Halberstam is a professor at USC and the author of five books. Kayiatos described Halberstam as the perfect person to speak on the “tangled relationship of queerness and childishness.” The speech was on the ways in which childhood is similar to anarchy. “A lot of political systems which we aspire to are systems with which we have very little experience, but childhood is a form of anarchy.”
Halberstam then launched into an anecdote about watching Life of Pi with his kids. The children were completely unconcerned when the protagonist’s parents died, but “when the orangutan was killed, the kids went sobbing from the room,” because they “identified with the nonhuman creatures in the film.”

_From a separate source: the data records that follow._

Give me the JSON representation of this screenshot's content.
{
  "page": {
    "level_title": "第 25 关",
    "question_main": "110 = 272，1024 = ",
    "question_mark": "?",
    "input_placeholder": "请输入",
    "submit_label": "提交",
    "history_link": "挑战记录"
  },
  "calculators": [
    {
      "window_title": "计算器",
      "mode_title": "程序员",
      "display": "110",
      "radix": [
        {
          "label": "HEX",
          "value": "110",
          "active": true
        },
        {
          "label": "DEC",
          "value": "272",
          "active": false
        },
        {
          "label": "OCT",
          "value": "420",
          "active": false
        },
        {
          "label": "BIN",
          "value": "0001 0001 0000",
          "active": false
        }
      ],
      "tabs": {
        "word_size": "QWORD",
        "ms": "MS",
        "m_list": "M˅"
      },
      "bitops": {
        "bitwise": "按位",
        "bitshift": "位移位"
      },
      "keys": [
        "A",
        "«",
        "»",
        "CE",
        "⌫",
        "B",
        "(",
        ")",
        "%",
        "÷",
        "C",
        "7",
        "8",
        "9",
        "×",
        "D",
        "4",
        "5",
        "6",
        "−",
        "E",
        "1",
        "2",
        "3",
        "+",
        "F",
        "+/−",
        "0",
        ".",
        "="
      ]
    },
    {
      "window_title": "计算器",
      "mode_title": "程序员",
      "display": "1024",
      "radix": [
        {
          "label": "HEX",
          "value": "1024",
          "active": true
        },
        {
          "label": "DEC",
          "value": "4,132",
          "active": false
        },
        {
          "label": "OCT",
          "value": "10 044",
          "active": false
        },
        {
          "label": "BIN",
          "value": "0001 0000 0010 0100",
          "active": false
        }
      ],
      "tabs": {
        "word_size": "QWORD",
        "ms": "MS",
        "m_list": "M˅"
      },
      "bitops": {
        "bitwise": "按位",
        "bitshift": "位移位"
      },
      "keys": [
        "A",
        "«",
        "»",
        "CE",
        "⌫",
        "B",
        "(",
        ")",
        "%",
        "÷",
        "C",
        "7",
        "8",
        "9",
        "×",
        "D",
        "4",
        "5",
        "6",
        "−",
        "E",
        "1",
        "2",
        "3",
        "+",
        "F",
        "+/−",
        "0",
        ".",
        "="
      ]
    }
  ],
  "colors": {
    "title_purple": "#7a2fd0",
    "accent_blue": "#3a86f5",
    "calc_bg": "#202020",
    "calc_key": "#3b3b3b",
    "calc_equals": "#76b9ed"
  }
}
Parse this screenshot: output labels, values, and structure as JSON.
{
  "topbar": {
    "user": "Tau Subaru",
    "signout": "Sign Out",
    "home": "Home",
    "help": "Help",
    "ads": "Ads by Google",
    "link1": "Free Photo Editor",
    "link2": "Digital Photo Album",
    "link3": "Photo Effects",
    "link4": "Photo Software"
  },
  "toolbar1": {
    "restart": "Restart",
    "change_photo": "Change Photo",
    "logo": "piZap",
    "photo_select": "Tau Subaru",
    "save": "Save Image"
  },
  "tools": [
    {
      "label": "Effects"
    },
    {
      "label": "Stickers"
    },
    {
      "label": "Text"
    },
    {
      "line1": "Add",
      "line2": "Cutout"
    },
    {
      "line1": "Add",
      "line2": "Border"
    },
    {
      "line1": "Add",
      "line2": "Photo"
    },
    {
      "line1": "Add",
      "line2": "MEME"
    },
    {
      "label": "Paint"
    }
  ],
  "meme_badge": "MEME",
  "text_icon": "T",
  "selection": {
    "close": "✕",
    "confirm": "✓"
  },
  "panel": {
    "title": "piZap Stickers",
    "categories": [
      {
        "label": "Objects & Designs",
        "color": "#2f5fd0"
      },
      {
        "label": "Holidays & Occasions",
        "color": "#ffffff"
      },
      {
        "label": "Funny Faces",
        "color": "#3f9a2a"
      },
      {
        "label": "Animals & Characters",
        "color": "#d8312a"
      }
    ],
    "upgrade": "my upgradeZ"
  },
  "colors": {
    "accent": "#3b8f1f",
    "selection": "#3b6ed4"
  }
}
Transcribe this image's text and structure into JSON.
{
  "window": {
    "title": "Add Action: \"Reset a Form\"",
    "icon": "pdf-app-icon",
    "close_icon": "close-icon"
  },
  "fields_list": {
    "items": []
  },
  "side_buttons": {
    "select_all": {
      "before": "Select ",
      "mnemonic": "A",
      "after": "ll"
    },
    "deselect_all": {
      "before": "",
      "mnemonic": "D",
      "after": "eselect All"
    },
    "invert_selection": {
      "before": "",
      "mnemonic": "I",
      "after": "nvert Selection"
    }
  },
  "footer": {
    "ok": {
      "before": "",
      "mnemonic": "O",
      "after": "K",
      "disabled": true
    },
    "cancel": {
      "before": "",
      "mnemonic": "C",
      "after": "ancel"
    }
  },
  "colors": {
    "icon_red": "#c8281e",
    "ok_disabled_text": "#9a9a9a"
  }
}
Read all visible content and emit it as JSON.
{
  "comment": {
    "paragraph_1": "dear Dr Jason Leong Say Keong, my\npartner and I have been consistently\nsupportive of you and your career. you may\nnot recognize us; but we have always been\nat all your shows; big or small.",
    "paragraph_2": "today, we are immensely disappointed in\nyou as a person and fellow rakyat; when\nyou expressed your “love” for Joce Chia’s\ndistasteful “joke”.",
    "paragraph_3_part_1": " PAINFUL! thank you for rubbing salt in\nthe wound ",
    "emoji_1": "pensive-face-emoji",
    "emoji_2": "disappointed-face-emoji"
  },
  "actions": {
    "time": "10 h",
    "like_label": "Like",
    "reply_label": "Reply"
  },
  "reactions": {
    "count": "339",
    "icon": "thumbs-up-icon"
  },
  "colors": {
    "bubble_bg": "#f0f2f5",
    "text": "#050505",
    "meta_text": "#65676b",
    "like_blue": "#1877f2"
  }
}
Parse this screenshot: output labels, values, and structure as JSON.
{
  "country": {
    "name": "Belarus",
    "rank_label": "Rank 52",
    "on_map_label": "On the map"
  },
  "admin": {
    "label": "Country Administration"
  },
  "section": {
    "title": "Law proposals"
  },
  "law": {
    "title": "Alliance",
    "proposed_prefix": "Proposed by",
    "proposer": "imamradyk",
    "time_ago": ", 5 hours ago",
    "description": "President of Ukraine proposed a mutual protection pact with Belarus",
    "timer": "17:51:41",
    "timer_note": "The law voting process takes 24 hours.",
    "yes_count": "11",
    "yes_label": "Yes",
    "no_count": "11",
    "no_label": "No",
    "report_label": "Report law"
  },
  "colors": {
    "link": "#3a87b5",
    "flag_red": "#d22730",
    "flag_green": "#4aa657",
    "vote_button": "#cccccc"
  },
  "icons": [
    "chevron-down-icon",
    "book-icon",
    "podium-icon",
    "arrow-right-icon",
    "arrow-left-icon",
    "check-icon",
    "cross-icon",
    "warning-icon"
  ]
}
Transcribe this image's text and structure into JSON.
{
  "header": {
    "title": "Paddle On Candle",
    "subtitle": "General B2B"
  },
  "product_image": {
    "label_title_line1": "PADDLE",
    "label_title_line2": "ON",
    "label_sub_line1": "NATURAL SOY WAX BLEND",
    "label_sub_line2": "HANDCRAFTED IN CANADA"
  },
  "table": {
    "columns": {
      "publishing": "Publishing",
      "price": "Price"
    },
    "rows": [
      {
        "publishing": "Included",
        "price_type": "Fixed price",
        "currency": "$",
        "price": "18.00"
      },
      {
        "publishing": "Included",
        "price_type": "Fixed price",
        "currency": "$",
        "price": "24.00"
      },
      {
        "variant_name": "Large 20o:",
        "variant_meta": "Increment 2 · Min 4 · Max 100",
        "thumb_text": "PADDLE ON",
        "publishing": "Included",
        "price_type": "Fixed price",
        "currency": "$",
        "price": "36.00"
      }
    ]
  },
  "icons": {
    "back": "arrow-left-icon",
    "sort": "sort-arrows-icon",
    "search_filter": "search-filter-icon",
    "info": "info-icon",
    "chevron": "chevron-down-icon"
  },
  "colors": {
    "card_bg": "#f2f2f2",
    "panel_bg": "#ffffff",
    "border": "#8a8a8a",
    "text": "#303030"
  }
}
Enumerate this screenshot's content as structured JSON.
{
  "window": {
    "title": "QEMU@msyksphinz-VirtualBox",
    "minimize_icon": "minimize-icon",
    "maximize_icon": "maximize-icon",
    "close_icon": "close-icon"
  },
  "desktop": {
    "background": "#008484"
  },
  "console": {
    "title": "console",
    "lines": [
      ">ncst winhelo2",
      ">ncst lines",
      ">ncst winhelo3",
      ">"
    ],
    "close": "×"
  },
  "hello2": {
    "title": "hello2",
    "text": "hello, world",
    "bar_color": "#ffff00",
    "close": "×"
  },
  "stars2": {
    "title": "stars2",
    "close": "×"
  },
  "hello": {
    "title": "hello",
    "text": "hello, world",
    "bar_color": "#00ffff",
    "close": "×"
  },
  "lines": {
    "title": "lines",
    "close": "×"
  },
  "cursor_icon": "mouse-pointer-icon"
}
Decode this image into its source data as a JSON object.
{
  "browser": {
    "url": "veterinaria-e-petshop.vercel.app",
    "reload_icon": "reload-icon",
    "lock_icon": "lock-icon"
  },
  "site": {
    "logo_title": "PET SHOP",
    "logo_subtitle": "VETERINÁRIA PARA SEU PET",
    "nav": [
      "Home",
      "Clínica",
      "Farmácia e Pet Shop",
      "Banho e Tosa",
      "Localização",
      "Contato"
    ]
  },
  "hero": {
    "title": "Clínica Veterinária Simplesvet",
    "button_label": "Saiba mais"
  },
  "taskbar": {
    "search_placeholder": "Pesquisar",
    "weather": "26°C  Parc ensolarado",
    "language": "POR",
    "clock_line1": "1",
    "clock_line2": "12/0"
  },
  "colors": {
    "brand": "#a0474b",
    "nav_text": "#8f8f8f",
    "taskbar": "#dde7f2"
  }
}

To start answering the question of why, he moved on to a exploration of children’s animation. It has “different values” from other media, and children will watch films repeatedly, unlike adults. Furthermore, children “channel anarchic forms of resistance” while simultaneously exemplifying conformance. “We know the world can’t be whatever we want it to be. The child does not.” This changes the narratives they appreciate and it also explains “why they’re so inspirational and obnoxious.” Children also experience time differently from adults, experiencing it in an “extended present tense.” Adults live in a world of success, in both the progression and achievement senses, while children live in failure, never living up to parental expectations. Halberstam then moved on to discussion of the wild child. There were many stories, and some research accounts, of children in the 18th century being raised by animals. In real life cases, researchers observed that the children could not learn language. He used this idea to formulate a theory where animals are born into a language, and the necessary infancy preceding speech is what separates humans from animals. This means “the infant is not really human.”
If the wild child is just pre-speech, however, it follows that all humans pass through that wild phase, and the degree of one’s normalcy as an adult is the degree to which one passed through it; “No child is normal.” Children exhibit a type of neither hetero- nor homosexual queerness, and are the “encapsulation of all the normativity and the antinormativity of society.” Openness makes them both curious and malleable.
Halberstam then discussed the film Where the Wild Things Are, which he claims, “refuses to promise that it gets better.” It is a dark movie, which accepts that when a child says “it’s not fair,” the child is correct; he “lives in the world of the sovereign.” This deserves a better answer, argues the book and film. The film’s other messages are that “life ruins people who can’t fit in.” Otherwise, “when you no longer need to be ruled, you’ve entered adulthood.”
During the question period, Halberstam encapsulated his point.“The child is the activist that the adult can never be,” because when the child says “It’s not fair,” they mean “Life is s**tty.”